Je me souviens aussi que nous descendions à chaque alerte, dans des abris aménagés dans les caves et que notre maîtresse contint à faire ses cours.

Avez-vous d’autres souvenirs ?

Oui, mes deux frères âgés de 14 et 15 ans, appelés les « J3 » adolescents pour les cartes d’alimentation, recevaient 100 g. de pain par jour et par enfant, ce qui est insuffisant lorsqu’on est en plein croissance. Mon père arrivait à se procurer du vin qu’il échangeait contre des cartes de pains.
C’était très difficile pour ces adolescents de vivre leur vie de jeunes, à cette époque. Mon frère de 17 ans voulait sortir, s’échappait de la maison, ne voulait pas porter l’étoile jaune. Ma grand-mère avait cousu des pressions sur le revers de son manteau pour dissimuler son étoile. Lorsqu’il prenait le métro nous étions inquiets car les inspecteurs surveillaient si les Juifs se trouvaient bien dans le dernier wagon, portaient bien’létoile jaune.
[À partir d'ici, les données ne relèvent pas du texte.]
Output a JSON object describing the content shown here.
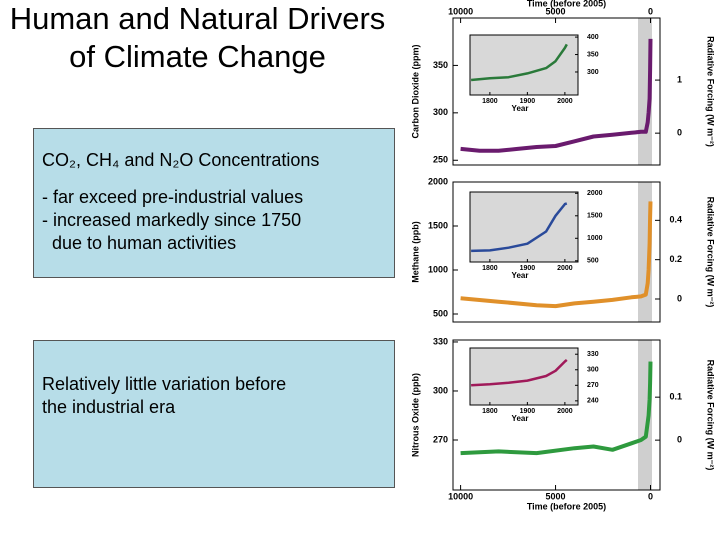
{
  "slide": {
    "title": "Human and Natural Drivers of Climate Change",
    "box1": {
      "heading": "CO₂, CH₄ and N₂O Concentrations",
      "lines": [
        "- far exceed pre-industrial values",
        "- increased markedly since 1750",
        "  due to human activities"
      ]
    },
    "box2": {
      "lines": [
        "Relatively little variation before",
        "the industrial era"
      ]
    }
  },
  "chart_data": [
    {
      "type": "line",
      "xlabel": "Time (before 2005)",
      "xaxis_position": "top",
      "xlim": [
        10400,
        -500
      ],
      "xticks": [
        10000,
        5000,
        0
      ],
      "ylabel": "Carbon Dioxide (ppm)",
      "ylim": [
        245,
        400
      ],
      "yticks": [
        250,
        300,
        350
      ],
      "y2label": "Radiative Forcing (W m⁻²)",
      "y2lim": [
        -0.6,
        2.17
      ],
      "y2ticks": [
        0,
        1
      ],
      "color": "#6a1b6e",
      "x": [
        10000,
        9000,
        8000,
        7000,
        6000,
        5000,
        4000,
        3000,
        2000,
        1000,
        500,
        250,
        150,
        100,
        50,
        20,
        0
      ],
      "values": [
        262,
        260,
        260,
        262,
        264,
        265,
        270,
        275,
        277,
        279,
        280,
        280,
        290,
        300,
        315,
        345,
        378
      ],
      "inset": {
        "xlabel": "Year",
        "xlim": [
          1747,
          2035
        ],
        "xticks": [
          1800,
          1900,
          2000
        ],
        "ylim": [
          234,
          406
        ],
        "yticks": [
          300,
          350,
          400
        ],
        "color": "#2a7a3a",
        "x": [
          1750,
          1800,
          1850,
          1900,
          1950,
          1975,
          2000,
          2005
        ],
        "values": [
          277,
          282,
          285,
          296,
          311,
          331,
          369,
          379
        ]
      }
    },
    {
      "type": "line",
      "xlim": [
        10400,
        -500
      ],
      "ylabel": "Methane (ppb)",
      "ylim": [
        409,
        2000
      ],
      "yticks": [
        500,
        1000,
        1500,
        2000
      ],
      "y2label": "Radiative Forcing (W m⁻²)",
      "y2lim": [
        -0.117,
        0.595
      ],
      "y2ticks": [
        0,
        0.2,
        0.4
      ],
      "color": "#e0902a",
      "x": [
        10000,
        8000,
        6000,
        5000,
        4000,
        3000,
        2000,
        1000,
        500,
        250,
        150,
        100,
        50,
        20,
        0
      ],
      "values": [
        680,
        640,
        600,
        590,
        620,
        640,
        660,
        690,
        700,
        720,
        850,
        1000,
        1300,
        1600,
        1780
      ],
      "inset": {
        "xlabel": "Year",
        "xlim": [
          1747,
          2035
        ],
        "xticks": [
          1800,
          1900,
          2000
        ],
        "ylim": [
          473,
          2029
        ],
        "yticks": [
          500,
          1000,
          1500,
          2000
        ],
        "color": "#2a4a9a",
        "x": [
          1750,
          1800,
          1850,
          1900,
          1950,
          1975,
          2000,
          2005
        ],
        "values": [
          720,
          730,
          790,
          880,
          1150,
          1500,
          1760,
          1775
        ]
      }
    },
    {
      "type": "line",
      "xlabel": "Time (before 2005)",
      "xaxis_position": "bottom",
      "xlim": [
        10400,
        -500
      ],
      "xticks": [
        10000,
        5000,
        0
      ],
      "ylabel": "Nitrous Oxide (ppb)",
      "ylim": [
        239.4,
        331.2
      ],
      "yticks": [
        270,
        300,
        330
      ],
      "y2label": "Radiative Forcing (W m⁻²)",
      "y2lim": [
        -0.116,
        0.233
      ],
      "y2ticks": [
        0,
        0.1
      ],
      "color": "#2e9a3e",
      "x": [
        10000,
        8000,
        6000,
        4000,
        3000,
        2000,
        1000,
        500,
        250,
        100,
        50,
        20,
        0
      ],
      "values": [
        262,
        263,
        262,
        265,
        266,
        264,
        268,
        270,
        272,
        285,
        295,
        305,
        318
      ],
      "inset": {
        "xlabel": "Year",
        "xlim": [
          1747,
          2035
        ],
        "xticks": [
          1800,
          1900,
          2000
        ],
        "ylim": [
          232,
          342
        ],
        "yticks": [
          240,
          270,
          300,
          330
        ],
        "color": "#a01a5a",
        "x": [
          1750,
          1800,
          1850,
          1900,
          1950,
          1975,
          2000,
          2005
        ],
        "values": [
          270,
          272,
          275,
          279,
          288,
          298,
          316,
          319
        ]
      }
    }
  ]
}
Après 20 h, c’était le couvre-feu.

Quand il y avait des rumeurs de rafle, les gens cachaient leur étoile, sinon ils appliquaient le règlement.

Quels liens avez-vous eu avec la synagogue « Al 7 » ?

J’ai bien connu cette synagogue. Nous y rencontrions la famille, les amis. On écoutait les prières car on avait la foi. On respectait les traditions.

Je souhaite que cette ancienne synagogue devienne un lieu de culture où tous les Judéo-Espagnols pourraient se retrouver afin que demeure la mémoire de nos parents et de ceux que l’on a tant aimés.